Une simulation montre comment les atomes du dioxyde de vanadium se déplacent pendant la brève durée d'une impulsion laser ultrarapide. Crédit :Groupe Delaire, université de Duke
Les chercheurs ont jeté un coup d'œil derrière le rideau de la transition de phase ultrarapide du dioxyde de vanadium et ont découvert que son théâtre atomique est beaucoup plus compliqué qu'ils ne le pensaient. C'est un matériau qui fascine les scientifiques depuis des décennies pour sa capacité à passer d'un isolant électrique à un conducteur.
L'étude, qui paraît le 2 novembre dans le journal Science , est une collaboration entre des chercheurs de l'Université Duke, le SLAC National Accelerator Laboratory à Stanford, l'Institut des sciences et technologies de Barcelone, Laboratoire national d'Oak Ridge, et l'Institut japonais de recherche sur le rayonnement synchrotron.
Le dioxyde de vanadium a été intensément étudié par les chercheurs pendant plus de cinq décennies en raison de sa capacité inhabituelle à passer d'isolant à conducteur à la température commodément atteignable de 152 degrés Fahrenheit. Alors que d'autres matériaux sont également capables de cette transition, la plupart se produisent bien en dessous de la température ambiante, faisant du dioxyde de vanadium une meilleure option pour les applications pratiques.
Plus récemment, les scientifiques des matériaux ont exploré comment cette même transition de phase a lieu lorsque la structure atomique du matériau est excitée par un temps extrêmement court, impulsion laser ultrarapide.
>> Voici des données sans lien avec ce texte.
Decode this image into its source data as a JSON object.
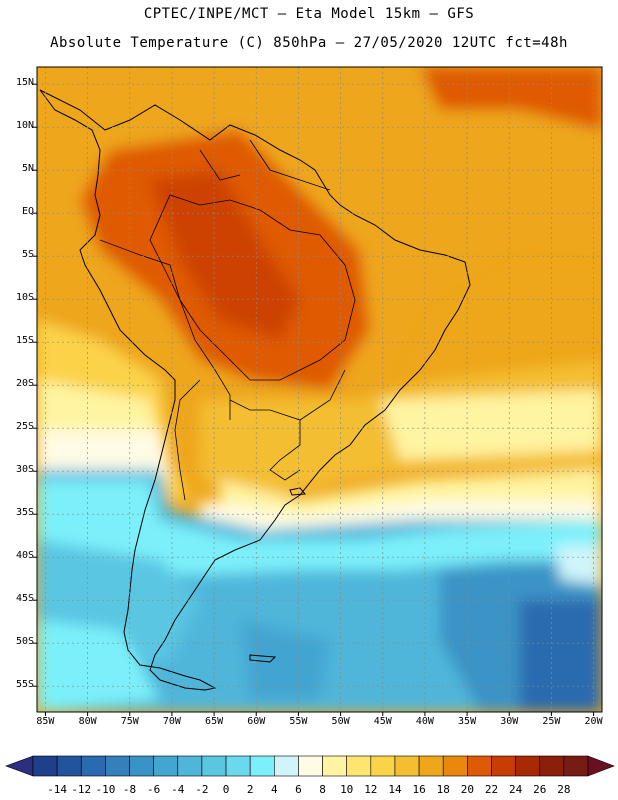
{
  "header": {
    "line1": "CPTEC/INPE/MCT –  Eta Model 15km – GFS",
    "line2": "Absolute Temperature (C) 850hPa – 27/05/2020 12UTC fct=48h"
  },
  "map": {
    "lat_labels": [
      "15N",
      "10N",
      "5N",
      "EQ",
      "5S",
      "10S",
      "15S",
      "20S",
      "25S",
      "30S",
      "35S",
      "40S",
      "45S",
      "50S",
      "55S"
    ],
    "lat_values": [
      15,
      10,
      5,
      0,
      -5,
      -10,
      -15,
      -20,
      -25,
      -30,
      -35,
      -40,
      -45,
      -50,
      -55
    ],
    "lon_labels": [
      "85W",
      "80W",
      "75W",
      "70W",
      "65W",
      "60W",
      "55W",
      "50W",
      "45W",
      "40W",
      "35W",
      "30W",
      "25W",
      "20W"
    ],
    "lon_values": [
      -85,
      -80,
      -75,
      -70,
      -65,
      -60,
      -55,
      -50,
      -45,
      -40,
      -35,
      -30,
      -25,
      -20
    ],
    "lat_range": [
      -58,
      17
    ],
    "lon_range": [
      -86,
      -19
    ]
  },
  "colorbar": {
    "labels": [
      "-14",
      "-12",
      "-10",
      "-8",
      "-6",
      "-4",
      "-2",
      "0",
      "2",
      "4",
      "6",
      "8",
      "10",
      "12",
      "14",
      "16",
      "18",
      "20",
      "22",
      "24",
      "26",
      "28"
    ],
    "colors": [
      "#1f3f8a",
      "#22549c",
      "#2a6aae",
      "#3380bb",
      "#3a93c6",
      "#43a5d1",
      "#4fb6da",
      "#5ac6e2",
      "#6bd9ed",
      "#7cf0fa",
      "#cff5fb",
      "#fffbe4",
      "#fff4a2",
      "#ffe46f",
      "#fbd348",
      "#f4be30",
      "#eea61a",
      "#e8880c",
      "#df5a06",
      "#c83c05",
      "#a72a05",
      "#8a1f0a",
      "#761c14"
    ],
    "low_arrow_color": "#2b2f7d",
    "high_arrow_color": "#6a0f22"
  }
}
Ce qui rend le phénomène si difficile à étudier, c'est la vitesse remarquable à laquelle il se produit, environ 100 femtosecondes. C'est un dixième de millionième de millionième de seconde.
Les impulsions de rayons X ultra-lumineuses à la source de lumière cohérente Linac (LCLS) du SLAC, cependant, sont encore plus rapides.
En déclenchant la transition de phase électrique du dioxyde de vanadium avec un laser femtoseconde, puis en faisant cingler ses atomes avec des impulsions de rayons X de quelques dizaines de femtosecondes seulement, les chercheurs ont pu observer la transition se dérouler en détail pour la première fois. Ils ont trouvé que, plutôt que de passer d'une structure atomique à une autre de manière directe, manière collaborative, les atomes de vanadium sont arrivés à leurs destinations par des voies plus imprévisibles et indépendamment les uns des autres.
« Il a été proposé que le matériau passe d'une structure cristalline à l'autre en suivant une logique déterministe, brassage bien défini, " a déclaré Olivier Delaire, professeur agrégé de génie mécanique et de science des matériaux à Duke et l'un des chefs de file de l'étude. "Au lieu de cela, nous avons découvert que, même au sein d'une seule transition, chaque atome fait sa propre chose indépendamment des autres."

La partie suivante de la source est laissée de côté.